Updated: Feb 19, 2020

I gave a leadership talk this morning to an angel investment group of mostly Boomer and Silent Generation women about managing five generations in the workplace. One of the tips I suggested was reverse mentoring.

Mentoring can be a valuable vehicle for sharing knowledge and insight among employees—especially when it is the younger teaching the older! Millennials and Gen Z—in particular the latter, who've never known a non-digital world—have innate familiarity and ease with the latest technologies, and in the workplace they're more than willing to share that intuitive understanding with their superiors to help them stay ahead of the digital curve.


General Electric CEO Jack Welch first developed the idea of reverse mentorship two decades ago, creating a revolutionary GE program that paired 500 senior executives with younger employees to teach them about the then-still-mysterious internet. Today, savvy companies, including Target, Microsoft and UnitedHealth, just to name a few, recognize the invaluable digital insight that young employees can share with executives. Simultaneously, the process comes with the added bonus of helping junior staffers to feel better heard and more valued within the workplace.

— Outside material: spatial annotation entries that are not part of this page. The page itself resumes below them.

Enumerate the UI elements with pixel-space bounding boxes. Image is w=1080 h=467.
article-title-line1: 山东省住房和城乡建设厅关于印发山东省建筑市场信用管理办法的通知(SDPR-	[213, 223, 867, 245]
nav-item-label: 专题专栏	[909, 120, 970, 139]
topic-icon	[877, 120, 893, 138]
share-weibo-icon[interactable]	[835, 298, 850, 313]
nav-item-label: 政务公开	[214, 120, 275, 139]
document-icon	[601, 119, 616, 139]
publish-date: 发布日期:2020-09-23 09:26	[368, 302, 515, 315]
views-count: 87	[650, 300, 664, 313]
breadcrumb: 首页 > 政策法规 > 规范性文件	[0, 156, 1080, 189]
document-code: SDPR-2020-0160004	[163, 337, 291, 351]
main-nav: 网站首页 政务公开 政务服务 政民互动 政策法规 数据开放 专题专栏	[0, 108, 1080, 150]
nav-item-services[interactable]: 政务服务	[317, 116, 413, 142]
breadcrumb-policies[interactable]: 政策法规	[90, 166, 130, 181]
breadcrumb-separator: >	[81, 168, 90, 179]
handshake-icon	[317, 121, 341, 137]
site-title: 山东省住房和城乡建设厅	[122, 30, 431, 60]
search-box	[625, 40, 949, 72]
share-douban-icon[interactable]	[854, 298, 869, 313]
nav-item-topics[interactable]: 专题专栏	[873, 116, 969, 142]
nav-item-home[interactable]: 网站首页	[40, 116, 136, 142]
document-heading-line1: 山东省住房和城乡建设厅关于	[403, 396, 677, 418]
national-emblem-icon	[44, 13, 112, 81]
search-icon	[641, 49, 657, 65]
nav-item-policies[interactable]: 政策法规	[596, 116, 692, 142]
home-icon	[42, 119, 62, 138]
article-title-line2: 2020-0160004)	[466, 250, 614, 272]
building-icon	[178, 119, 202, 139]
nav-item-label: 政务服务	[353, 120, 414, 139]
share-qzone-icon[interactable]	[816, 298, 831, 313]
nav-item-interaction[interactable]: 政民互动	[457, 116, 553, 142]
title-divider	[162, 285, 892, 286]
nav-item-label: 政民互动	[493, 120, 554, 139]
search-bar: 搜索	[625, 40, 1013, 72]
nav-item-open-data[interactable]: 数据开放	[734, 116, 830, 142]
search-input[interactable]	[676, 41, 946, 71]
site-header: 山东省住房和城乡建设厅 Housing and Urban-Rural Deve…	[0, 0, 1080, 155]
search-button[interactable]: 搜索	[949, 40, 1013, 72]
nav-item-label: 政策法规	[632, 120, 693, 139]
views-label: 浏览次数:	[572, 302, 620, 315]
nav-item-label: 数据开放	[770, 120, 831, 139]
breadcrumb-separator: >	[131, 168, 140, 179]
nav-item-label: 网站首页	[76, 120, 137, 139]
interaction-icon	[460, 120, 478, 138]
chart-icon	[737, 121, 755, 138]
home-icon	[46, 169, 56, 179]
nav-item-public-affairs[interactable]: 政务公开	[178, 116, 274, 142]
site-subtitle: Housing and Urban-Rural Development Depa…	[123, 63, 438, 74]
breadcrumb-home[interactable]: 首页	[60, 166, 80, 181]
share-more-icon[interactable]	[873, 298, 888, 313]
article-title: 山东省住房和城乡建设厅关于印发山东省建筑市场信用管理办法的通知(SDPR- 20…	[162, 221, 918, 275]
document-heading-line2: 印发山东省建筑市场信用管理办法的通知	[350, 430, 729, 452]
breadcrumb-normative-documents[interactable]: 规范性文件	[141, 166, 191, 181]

French insurance company Axe, which implemented a reverse mentoring program in 2015, found that 97% of those who've participated in the program would recommend it and say that it's changed their relationship to digital technology.


After insurance company The Hartford implemented its own reverse mentorship program, 80 percent of participants rated the project "extremely effective/effective" for the business, while 97 percent rated it "extremely effective/effective" for personal development.


Reverse mentoring can help promote a healthier corporate culture: Of The Hartford's first wave of young mentors, an impressive 92% were promoted within a year of the program's inception. And after financial services giant Pershing recently ushered in a reverse mentoring program, the company reported a 96% retention rate among its young mentors.